El evento organizado por Asetra el pasado 12 de mayo servía a la patronal madrileña para, entre otras cosas, hablar de una reestructuración que en la práctica actual apenas supone cambios. “Estamos trabajando en mi salida ordenada”, decía Víctor Rivera, actual vicepresidente ejecutivo e histórico dirigente de la patronal. Quisieron escenificar un proceso de relevo, pero con muchos matices.

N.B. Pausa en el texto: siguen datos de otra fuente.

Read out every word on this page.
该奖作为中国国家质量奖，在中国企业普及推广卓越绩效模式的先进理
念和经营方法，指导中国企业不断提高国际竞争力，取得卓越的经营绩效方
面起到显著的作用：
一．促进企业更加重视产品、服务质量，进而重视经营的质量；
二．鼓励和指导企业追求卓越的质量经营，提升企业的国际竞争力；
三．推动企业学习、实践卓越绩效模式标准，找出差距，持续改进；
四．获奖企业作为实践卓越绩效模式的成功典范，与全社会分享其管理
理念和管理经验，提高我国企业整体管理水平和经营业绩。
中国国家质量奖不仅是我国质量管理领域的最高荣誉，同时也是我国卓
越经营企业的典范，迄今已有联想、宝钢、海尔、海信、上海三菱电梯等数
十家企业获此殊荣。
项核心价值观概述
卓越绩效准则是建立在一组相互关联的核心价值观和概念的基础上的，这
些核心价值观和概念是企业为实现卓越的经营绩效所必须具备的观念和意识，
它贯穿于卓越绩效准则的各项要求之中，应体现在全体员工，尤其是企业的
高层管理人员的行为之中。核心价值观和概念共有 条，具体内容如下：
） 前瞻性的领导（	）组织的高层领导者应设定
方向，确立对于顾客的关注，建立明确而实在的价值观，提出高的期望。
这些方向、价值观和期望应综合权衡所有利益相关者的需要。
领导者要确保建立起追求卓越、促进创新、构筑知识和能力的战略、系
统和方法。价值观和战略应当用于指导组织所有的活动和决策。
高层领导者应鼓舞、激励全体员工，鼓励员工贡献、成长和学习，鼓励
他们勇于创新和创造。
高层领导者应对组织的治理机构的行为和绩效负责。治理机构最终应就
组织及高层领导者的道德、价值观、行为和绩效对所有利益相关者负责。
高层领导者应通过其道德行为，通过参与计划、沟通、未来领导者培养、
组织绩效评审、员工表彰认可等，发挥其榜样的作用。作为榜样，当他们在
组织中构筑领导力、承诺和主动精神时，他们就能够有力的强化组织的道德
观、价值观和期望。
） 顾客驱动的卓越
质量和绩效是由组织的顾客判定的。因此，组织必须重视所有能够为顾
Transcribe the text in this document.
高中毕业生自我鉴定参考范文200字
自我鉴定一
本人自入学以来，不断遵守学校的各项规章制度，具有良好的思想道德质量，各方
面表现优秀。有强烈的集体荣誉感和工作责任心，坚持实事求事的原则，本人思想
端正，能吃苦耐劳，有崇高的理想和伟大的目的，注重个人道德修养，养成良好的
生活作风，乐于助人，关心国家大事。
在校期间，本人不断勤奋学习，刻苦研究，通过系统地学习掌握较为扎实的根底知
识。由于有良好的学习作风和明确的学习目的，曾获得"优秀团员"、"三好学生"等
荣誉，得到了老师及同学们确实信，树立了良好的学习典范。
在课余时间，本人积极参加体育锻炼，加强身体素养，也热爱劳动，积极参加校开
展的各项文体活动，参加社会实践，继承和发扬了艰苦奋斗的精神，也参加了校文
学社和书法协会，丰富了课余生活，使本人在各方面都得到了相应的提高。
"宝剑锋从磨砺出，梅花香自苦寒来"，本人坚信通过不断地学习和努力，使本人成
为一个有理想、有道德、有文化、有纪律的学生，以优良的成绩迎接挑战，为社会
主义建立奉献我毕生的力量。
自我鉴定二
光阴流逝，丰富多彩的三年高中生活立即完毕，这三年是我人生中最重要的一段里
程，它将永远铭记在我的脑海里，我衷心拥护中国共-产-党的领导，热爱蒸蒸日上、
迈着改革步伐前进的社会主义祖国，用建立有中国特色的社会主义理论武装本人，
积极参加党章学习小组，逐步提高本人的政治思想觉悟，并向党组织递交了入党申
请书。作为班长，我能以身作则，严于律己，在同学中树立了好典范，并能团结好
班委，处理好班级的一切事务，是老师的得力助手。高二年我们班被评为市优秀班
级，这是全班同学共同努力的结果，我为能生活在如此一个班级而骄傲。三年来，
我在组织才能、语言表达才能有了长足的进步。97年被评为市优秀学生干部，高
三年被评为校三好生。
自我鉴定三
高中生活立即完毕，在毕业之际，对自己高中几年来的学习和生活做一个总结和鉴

Porque no hablaron de plazos, porque culminará con su salida de Asetra pero no de Conepa, la asociación nacional en la que Víctor Rivera seguirá siendo secretario general sine die; y porque además por ahora en Asetra seguirá siendo el máximo cargo sólo por ‘debajo’ del presidente y la junta… como hasta ahora, vaya. El único cambio real en este sentido es el nombre del cargo de Ana Ávila, que pasa de ser su directora corporativa a su nueva secretaria general.
Y junto a esta novedad, la creación de tres divisiones de servicios, «porque nos lo piden nuestros socios»: electromecánica, carrocería y consultoría. Tres enfoques bien diferenciados con el propósito de ayudar a los talleres sea cual sea su especialidad.
Del proceso de relevo en la dirección de Asetra, poco más allá de la intención de llevarlo a cabo y de algunos detalles que sirven para entender que en la práctica apenas habrá cambios por ahora. Fue lo que pudo entenderse de la explicación del propio Rivera.
«El nombramiento de Ana Ávila lo realiza la Junta Directiva a petición mía», aseguró, dejando claro que no se trata de una sustitución en sus funciones sino de un puesto de nueva creación. Un matiz importante, porque en la práctica diaria significa que Víctor Rivera seguirá siendo su superior directo, un extremo que quiso dejar perfectamente patente al proyectar una imagen del organigrama durante su intervención: más gráfico, imposible.
En definitiva, pocos cambios por ahora. Veremos en qué queda el proceso…
La carrocería, con Aprotalleres
Otra de las realidades que quisieron escenificar durante la jornada fue la unión de Asetra y Aprotalleres, iniciada en febrero de este mismo año. Para ello, invitaron a subir al escenario a Juan Antonio Ausín, director general de la asociación integrada por algunos de los talleres de carrocería de mayor volumen en España.
«En carrocería es la última vez que aparezco ante los medios», dijo Víctor Rivera cediendo el testigo a quienes liderarán esta faceta a partir de ahora: Eduardo Ferreras, presidente de Asetra; y Juan Antonio Ausín, director general de Aprotalleres, al frente de una presidencia conjunta de una comisión delegada integrada por dos personas en representación de Aprotalleres: el propio Juan Antonio Ausín y Fernando Sotelo, de Talleres Laso, la cara visible de Aprotalleres en el norte; y tres de Asetra: Eduardo Ferreras, la vicepresidenta Alicia Muelas y el vocal Alberto Rico.
«El objetivo es actualizar el modelo porque creemos que es obsoleto. Si seguimos haciendo las mismas cosas no tendremos resultados diferentes», decía Eduardo Ferreras: «Tenemos que ir un paso más allá, el objetivo es revertir la crítica situación que viven los talleres hoy en el ámbito de la carrocería».
En el mismo sentido se expresaba Ausín: «Tenemos que ser capaces de poner en marcha modelos disruptivos que contribuyan a incrementar la rentabilidad de los talleres. Entendemos que las compañías deben velar por su rentabilidad, pero el sector está al límite. Vamos a trabajar muy enfocados en los datos -una de las ponencias de la jornada tenía que ver de hecho con un interesante proyecto puesto en marcha por la consultora MSI en colaboración con Asetra en busca precisamente de la gestión y posterior análisis de estos datos-: cuando hemos ido a negociar con los proveedores de trabajo y hemos manejado datos que apoyaban nuestro discurso hemos visto que pueden lograrse cosas. Los datos van a ser claves. La aseguradoras han superado aquellos momentos críticos en los que perdían dinero con sus pólizas en el negocio de ‘auto’, han estabilizado su situación, es el momento de trabajar para que la situación del taller también mejore en consonancia».